Il a évoqué aussi "la misère sociale" à laquelle "s'additionnent les discriminations quotidiennes parce que l'on n'a pas le bon nom de famille, la bonne couleur de peau, ou bien parce que l'on est une femme".

Combat contre les inégalités

Après ce constat, le Premier ministre a affirmé vouloir défendre la "citoyenneté" plutôt que l’"intégration". "Cette citoyenneté - ne parlons pas d'intégration, oublions les mots qui ne veulent plus rien dire - nous le sentons bien, [...] a besoin d'être refondée, renforcée, relégitimée."

La lutte "avec acharnement" contre les inégalités, "est au cœur de cet enjeu fondamental qu'est la citoyenneté. C'est-à-dire ce sentiment d'appartenir à une même nation, d'avoir un destin commun, d'avoir les mêmes droits et les mêmes devoirs", a déclaré le Premier ministre.
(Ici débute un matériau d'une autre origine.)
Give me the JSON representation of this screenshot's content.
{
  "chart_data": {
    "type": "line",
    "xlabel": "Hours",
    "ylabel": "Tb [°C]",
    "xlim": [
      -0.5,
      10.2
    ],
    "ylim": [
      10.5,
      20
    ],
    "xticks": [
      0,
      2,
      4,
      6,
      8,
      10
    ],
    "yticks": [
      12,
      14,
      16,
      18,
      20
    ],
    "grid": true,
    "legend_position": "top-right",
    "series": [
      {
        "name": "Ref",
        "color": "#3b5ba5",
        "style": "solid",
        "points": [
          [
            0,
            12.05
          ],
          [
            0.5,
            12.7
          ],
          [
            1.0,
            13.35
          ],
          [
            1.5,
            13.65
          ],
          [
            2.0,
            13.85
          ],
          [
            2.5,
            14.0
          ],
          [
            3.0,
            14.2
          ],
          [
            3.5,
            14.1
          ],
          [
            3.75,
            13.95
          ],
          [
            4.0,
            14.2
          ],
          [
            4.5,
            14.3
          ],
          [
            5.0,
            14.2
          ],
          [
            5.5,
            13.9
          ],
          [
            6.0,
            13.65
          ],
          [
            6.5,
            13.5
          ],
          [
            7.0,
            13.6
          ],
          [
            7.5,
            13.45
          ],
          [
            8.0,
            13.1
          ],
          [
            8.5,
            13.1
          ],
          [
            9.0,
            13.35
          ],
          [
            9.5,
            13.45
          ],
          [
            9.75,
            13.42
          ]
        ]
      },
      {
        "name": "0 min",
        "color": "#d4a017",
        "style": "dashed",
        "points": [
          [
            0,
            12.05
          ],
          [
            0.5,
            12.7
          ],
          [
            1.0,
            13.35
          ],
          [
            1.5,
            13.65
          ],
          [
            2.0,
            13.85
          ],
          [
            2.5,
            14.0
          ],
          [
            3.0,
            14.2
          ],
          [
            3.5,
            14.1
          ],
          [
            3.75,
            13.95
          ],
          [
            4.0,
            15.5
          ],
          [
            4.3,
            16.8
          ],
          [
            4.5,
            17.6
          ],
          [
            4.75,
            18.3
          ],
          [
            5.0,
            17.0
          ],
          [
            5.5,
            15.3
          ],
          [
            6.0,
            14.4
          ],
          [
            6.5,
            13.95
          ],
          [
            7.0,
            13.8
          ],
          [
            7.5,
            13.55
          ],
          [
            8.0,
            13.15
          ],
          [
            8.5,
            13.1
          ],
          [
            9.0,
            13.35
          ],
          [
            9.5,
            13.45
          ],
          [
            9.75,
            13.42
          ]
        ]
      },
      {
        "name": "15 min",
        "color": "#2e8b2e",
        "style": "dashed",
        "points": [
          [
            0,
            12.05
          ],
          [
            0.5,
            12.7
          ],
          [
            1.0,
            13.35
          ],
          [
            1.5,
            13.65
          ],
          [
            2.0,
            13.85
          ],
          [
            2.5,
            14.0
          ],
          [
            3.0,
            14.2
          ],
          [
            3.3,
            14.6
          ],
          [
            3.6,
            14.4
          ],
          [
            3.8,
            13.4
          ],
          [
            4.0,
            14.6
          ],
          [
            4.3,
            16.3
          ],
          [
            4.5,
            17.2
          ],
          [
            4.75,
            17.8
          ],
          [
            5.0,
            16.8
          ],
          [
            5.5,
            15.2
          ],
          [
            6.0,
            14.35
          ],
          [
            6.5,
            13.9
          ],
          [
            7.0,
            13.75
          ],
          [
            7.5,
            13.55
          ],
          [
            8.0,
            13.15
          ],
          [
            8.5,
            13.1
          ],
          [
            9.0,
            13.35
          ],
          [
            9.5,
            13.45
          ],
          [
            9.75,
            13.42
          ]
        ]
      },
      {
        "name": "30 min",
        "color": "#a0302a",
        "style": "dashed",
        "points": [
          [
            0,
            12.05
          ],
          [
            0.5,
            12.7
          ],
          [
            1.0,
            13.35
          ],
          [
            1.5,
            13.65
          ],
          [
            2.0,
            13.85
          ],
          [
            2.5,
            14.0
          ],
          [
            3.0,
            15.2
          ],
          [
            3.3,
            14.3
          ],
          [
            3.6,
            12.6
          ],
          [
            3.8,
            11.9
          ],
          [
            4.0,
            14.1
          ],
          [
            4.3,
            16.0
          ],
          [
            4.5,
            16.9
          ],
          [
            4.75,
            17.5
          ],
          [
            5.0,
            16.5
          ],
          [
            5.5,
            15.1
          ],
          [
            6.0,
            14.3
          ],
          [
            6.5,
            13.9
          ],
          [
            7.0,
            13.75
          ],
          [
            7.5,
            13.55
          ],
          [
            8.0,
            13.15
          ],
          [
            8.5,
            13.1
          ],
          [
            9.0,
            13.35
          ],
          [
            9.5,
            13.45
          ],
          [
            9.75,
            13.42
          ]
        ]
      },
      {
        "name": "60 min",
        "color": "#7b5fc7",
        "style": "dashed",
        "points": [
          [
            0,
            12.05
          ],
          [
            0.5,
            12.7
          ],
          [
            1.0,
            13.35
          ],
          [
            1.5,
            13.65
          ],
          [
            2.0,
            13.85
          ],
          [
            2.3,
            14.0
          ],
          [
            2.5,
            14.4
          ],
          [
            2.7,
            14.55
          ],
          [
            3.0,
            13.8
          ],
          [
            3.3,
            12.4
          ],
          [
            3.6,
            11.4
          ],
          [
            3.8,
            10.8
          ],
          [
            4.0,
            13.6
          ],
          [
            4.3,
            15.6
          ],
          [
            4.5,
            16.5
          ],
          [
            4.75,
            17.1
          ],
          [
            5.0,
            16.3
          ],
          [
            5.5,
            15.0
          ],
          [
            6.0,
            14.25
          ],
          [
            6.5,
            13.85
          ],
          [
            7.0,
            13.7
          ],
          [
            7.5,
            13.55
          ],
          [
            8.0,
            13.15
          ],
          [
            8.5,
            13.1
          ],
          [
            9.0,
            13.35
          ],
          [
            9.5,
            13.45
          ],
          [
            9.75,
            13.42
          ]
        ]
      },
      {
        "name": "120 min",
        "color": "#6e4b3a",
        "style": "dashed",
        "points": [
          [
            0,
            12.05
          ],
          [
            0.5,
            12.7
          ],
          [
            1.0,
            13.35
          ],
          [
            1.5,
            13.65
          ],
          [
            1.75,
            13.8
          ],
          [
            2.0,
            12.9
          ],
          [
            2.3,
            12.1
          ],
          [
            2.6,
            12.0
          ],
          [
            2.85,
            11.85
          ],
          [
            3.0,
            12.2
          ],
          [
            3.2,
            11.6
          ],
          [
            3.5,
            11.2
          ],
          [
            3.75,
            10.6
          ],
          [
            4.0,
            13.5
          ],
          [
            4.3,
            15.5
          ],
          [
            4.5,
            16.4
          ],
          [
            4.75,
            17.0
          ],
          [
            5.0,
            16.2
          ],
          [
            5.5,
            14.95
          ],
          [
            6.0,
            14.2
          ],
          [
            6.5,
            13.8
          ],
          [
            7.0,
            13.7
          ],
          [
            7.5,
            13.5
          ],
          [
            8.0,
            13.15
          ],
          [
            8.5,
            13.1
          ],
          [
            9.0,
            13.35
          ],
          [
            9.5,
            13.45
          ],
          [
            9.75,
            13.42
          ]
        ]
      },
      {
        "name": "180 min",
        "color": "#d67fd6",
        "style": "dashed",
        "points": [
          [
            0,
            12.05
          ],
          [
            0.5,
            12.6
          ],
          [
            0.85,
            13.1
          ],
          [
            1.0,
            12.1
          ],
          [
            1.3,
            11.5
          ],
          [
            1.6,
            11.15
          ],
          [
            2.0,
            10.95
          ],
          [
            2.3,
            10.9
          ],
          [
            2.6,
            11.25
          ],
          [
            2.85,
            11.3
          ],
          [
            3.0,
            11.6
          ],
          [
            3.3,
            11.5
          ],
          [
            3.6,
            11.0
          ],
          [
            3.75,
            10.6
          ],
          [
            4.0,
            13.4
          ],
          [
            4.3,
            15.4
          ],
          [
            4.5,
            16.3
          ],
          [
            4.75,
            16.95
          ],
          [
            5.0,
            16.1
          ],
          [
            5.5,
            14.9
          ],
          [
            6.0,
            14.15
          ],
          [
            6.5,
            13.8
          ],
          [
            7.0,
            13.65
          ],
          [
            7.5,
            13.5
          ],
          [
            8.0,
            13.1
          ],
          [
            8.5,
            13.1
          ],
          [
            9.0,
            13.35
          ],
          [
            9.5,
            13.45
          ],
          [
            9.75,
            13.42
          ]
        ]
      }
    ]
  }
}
Ce genre de discours n’est pas nouveau chez Manuel Valls. Dans un livre d'entretiens avec Virgine Malabard, intitulé "La laïcité en face" et publié en 2005, le Premier ministre, alors député de l'Essonne, avait évoqué différents types de ségrégation, affirmant : "J'ai même parfois parlé d'apartheid, car c'est vraiment le sentiment que l'on peut avoir dans certains endroits."